Tuttavia, questa partecipazione alle gioie ed alle sofferenza altrui, dei sentimenti in generale, è andata perdendosi nel tempo. Come afferma Maria Rodotà in un articolo pubblicato nel 2009 su “Il Corriere della Sera”: “L’amicizia si sta evolvendo da relazione a sensazione, da qualcosa che le persone condividono a qualcosa che ognuno tiene per conto suo”. Cause dell’isolamento sono i social network, che tutto sono fuorché sociali, perché, quando apriamo i nostri computer, in realtà stiamo chiudendo le porte della nostra anima. Viviamo in delle “caverne elettroniche”, abbiamo più di duemila amici su Facebook, parliamo con loro ogni giorno, eppure vi è la netta sensazione che nessuno di loro ci capisca davvero. C’è differenza fra il guardarsi negli occhi quando si parla e gli smile delle chat. Viviamo in una società di gente isolata, che vive in funzione delle nuove tecnologie.

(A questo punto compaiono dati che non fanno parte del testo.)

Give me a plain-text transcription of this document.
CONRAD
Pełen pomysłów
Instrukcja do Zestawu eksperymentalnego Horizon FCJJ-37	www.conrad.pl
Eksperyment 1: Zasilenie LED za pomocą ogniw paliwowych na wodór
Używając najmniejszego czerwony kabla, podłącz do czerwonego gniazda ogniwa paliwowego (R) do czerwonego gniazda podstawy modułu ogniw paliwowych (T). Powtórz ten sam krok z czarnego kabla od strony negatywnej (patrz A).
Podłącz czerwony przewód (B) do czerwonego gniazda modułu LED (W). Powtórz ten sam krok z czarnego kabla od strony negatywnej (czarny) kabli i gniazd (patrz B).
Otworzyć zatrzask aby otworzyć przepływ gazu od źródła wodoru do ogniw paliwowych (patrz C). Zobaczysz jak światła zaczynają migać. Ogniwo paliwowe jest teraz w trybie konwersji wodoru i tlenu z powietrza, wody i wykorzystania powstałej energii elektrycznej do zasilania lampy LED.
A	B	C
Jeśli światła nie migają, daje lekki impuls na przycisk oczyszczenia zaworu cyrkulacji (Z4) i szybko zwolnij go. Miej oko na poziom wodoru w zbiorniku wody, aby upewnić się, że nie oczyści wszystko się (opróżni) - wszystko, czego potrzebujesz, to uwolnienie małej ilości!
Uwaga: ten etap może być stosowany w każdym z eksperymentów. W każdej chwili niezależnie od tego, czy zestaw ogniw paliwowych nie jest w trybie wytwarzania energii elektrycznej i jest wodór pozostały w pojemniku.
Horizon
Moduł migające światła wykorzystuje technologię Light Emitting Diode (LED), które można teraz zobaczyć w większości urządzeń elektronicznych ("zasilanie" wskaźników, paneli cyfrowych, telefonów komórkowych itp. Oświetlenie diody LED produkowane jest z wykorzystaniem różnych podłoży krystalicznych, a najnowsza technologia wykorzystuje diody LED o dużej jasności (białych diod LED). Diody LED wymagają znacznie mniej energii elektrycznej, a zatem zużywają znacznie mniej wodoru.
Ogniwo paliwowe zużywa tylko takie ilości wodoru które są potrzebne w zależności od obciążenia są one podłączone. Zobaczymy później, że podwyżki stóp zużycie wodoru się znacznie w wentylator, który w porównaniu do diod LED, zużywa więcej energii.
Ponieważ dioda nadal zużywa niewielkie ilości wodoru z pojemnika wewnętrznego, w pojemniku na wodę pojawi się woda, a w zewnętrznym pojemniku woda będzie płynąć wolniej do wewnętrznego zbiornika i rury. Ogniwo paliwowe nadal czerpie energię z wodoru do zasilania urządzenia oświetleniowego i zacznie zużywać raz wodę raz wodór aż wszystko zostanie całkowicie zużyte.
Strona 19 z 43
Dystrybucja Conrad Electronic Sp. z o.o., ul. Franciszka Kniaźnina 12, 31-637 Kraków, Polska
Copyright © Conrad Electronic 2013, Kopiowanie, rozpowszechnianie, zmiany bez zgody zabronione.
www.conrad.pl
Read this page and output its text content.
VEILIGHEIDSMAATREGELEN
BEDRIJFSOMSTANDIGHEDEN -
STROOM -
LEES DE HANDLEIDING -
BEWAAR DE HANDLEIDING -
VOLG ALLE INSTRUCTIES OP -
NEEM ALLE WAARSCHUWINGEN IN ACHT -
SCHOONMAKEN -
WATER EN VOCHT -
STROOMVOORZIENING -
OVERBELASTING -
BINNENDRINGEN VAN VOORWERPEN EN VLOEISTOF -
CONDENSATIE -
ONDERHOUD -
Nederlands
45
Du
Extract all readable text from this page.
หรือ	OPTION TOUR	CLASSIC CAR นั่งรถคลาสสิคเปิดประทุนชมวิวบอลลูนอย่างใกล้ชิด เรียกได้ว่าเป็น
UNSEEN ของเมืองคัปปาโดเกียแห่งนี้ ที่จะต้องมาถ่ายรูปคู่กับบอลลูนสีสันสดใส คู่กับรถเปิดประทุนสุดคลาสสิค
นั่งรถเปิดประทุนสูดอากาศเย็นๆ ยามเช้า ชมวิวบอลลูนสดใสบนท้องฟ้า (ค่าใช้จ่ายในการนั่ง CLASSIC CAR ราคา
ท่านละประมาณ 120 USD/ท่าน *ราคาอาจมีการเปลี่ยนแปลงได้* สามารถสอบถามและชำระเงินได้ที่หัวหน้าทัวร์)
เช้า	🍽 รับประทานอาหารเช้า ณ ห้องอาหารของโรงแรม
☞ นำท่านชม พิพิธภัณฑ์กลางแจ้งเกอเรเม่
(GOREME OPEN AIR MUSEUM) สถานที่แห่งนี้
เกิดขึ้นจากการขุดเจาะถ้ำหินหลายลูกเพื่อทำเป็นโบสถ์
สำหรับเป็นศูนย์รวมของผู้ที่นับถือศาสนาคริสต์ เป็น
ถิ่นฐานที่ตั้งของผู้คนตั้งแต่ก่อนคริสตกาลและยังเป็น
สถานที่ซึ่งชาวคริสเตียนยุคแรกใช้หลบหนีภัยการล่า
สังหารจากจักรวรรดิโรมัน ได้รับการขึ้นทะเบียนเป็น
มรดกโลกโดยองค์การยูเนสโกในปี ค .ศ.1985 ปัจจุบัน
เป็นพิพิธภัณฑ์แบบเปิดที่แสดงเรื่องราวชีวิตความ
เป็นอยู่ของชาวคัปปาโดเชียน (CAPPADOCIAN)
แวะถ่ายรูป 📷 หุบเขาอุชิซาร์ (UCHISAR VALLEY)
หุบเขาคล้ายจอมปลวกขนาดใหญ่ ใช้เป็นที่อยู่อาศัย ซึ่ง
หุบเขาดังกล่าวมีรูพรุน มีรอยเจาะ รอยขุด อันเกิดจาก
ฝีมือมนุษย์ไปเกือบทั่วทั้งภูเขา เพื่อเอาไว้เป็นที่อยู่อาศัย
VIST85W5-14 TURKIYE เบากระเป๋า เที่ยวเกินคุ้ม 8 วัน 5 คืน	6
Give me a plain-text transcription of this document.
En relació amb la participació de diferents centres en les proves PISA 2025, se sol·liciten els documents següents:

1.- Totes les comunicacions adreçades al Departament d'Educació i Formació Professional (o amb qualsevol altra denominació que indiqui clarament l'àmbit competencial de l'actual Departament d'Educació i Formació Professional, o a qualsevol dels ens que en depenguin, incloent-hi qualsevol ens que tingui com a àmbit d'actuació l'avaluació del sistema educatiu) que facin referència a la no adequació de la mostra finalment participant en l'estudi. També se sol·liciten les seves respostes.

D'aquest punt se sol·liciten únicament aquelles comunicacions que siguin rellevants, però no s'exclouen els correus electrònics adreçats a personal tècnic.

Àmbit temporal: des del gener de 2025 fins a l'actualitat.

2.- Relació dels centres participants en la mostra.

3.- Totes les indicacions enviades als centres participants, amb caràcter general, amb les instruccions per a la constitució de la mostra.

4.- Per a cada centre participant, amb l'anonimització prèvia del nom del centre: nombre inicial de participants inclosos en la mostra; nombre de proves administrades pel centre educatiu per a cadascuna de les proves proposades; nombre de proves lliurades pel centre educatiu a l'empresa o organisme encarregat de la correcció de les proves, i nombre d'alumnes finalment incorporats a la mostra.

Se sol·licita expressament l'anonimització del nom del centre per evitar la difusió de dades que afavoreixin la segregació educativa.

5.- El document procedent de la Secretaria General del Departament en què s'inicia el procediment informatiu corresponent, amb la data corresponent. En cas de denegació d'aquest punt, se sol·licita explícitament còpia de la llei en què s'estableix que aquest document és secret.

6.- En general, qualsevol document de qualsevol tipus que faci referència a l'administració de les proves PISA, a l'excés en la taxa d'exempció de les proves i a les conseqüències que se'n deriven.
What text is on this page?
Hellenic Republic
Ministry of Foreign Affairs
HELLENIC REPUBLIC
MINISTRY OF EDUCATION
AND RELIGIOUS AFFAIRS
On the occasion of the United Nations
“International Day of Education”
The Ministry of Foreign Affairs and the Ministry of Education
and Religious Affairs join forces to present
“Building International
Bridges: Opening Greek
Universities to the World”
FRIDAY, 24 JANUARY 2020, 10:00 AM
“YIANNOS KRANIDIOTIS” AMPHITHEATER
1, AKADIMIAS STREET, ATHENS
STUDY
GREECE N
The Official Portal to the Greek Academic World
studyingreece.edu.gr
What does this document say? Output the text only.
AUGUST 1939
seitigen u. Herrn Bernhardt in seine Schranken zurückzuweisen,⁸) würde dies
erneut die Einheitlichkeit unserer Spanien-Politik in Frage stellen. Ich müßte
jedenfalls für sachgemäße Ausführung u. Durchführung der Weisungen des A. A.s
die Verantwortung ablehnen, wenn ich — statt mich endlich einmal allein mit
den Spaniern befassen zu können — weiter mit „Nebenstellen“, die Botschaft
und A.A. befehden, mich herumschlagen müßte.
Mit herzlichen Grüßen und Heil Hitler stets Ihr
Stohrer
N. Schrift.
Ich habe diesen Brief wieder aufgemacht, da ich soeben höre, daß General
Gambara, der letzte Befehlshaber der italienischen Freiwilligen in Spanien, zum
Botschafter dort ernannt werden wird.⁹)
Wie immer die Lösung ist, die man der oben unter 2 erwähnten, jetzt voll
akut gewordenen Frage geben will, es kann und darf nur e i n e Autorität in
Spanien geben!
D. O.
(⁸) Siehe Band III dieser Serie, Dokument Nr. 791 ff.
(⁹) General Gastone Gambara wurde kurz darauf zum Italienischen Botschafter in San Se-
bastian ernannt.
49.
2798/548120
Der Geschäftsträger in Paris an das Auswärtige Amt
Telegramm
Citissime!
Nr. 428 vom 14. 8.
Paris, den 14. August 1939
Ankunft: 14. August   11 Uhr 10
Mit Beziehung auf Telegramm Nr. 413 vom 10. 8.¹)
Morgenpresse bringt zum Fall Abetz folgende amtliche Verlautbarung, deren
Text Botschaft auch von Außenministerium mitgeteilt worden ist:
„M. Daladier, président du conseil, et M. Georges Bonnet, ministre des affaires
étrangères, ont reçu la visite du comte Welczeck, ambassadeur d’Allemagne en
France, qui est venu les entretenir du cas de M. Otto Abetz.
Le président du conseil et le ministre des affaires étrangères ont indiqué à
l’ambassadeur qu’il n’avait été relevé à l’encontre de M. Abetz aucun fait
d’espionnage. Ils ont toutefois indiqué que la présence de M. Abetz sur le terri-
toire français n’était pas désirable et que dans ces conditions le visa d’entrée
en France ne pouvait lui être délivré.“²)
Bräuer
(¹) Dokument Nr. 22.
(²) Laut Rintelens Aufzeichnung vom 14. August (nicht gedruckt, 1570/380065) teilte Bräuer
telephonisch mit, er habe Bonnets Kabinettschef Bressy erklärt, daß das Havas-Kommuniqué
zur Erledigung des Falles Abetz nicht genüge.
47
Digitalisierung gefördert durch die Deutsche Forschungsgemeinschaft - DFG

Ci piace tanto condividere virtualmente foto, canzoni e citazioni per esprimere i nostri stati d’animo, ma è davvero la stessa cose che condividerle con qualcuno?

Il silenzio pervade i nostri rapporti. Un esempio ci è offerto da quanto accade nei bar. Se dovessimo paragonare una foto scattata a dei ragazzi seduti a dei tavolini di un bar, al quadro di Guttuso “Caffè Greco”, emergerebbe subito una grande e preoccupante differenza. Nell’acrilico si può ben notare che molte delle persone raffigurate stanno piacevolmente conversando fra loro. Lo stesso non si potrà dire della nostra foto: occhi puntati verso il basso, fissi sullo schermo da due pollici e mezzo del nostro smartphone.

Il silenzio fa paura, ma a terrorizzare ancor più è l’apatia, l’incapacità di esprimersi e relazionarsi, lo sguardo perso nel vuoto delle persone con cui parliamo. Scrive Umberto Galimberti in un articolo pubblicato su “La Repubblica” il 26 gennaio del 2008: “Tuteliamo l’amicizia, forse è l’unico spazio che ci rimane per un residuo di sincerità”.

Forse un giorno torneremo a guardare il mondo con gli occhi innocenti di un bambino, a ridare valore allo sguardo di un amico che conta molto più di mille parole.